从.txt文件的列中提取特定数据(在方括号内)?

时间:2019-05-09 22:53:42

标签: python

我有以下内容。我为每行添加了#of行,该行未包含在文本中,因此不能考虑。

(line1)The following table of hex bolt head dimensions was adapted from ASME B18.2.1, Table 2, "Dimensions of Hex Bolts."

(line2)
(line3)Size Nominal (Major)
(line4)Diameter [in]            Width Across Flats          Head Height
(line5)        Nominal [in] Minimum [in]    Nominal [in]        Minimum [in]
(line6)1/4" 0.2500          7/16"(0.438)    0.425       11/64"  0.150

我试图从某些列中提取数据,但是从第2列中提取数据时遇到问题,其中第2列中的括号内包含浮点数

从一个包含内容的列和行信息的txt文件中,我尝试将其组织在列表中。其中一列的"7/16"(0.438)这样的括号内有一个浮点数,它位于第2列中,我需要在列表中存储0.438。
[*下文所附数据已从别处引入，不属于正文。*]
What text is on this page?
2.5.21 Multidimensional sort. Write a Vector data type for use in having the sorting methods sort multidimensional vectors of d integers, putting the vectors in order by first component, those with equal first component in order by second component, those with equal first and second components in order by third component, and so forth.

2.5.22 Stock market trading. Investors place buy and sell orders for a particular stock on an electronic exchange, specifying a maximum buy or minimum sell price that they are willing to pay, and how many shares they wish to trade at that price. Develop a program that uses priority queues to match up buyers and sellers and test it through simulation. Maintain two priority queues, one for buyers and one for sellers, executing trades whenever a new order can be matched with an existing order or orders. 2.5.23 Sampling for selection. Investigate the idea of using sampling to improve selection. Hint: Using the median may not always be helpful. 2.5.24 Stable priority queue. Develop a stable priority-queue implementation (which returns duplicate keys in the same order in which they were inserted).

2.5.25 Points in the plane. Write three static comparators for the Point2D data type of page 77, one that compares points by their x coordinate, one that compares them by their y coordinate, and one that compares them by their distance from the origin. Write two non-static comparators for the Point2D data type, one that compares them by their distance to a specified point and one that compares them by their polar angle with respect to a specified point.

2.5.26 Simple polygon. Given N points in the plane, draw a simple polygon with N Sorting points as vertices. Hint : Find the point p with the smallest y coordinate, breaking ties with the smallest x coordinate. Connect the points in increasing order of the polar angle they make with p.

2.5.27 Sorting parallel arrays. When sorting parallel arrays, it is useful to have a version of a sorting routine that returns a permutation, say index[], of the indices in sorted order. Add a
我也想跳过前5行,因为它们是字符串,我只想从第6行开始阅读

def Main():

    filename = 'BoltSizes.txt' #file name
    f1 = open(filename, 'r')  # open the file for reading
    data = f1.readlines()  # read the entire file as a list of strings
    f1.close()  # close    the file  ... very important

    #creating empty arrays
    Diameter = []
    Width_Max = []
    Width_Min = []
    Head_Height = []

    for line in data: #loop over all the lines
        cells = line.strip().split(",") #creates a list of words

        val = float(cells[1])
        Diameter.append(val)

        #Here I need to get only the float from the brackets 7/16"(0.438)
        val = float(cells[2])
        Width_Max.append(val)

        val = float(cells[3])
        Width_Min.append(val)

        val = float(cells[5])
        Head_Height.append(val)

Main()

我收到此错误:

line 16, in Main
    val = float(cells[1]) ValueError: could not convert string to float: ' Table 2'

1 个答案:

答案 0 :(得分:0)

由于data是经典的Python列表,因此您可以使用列表索引来获取解析范围。 因此,要跳过前5列,应将data[5:]传递到for循环。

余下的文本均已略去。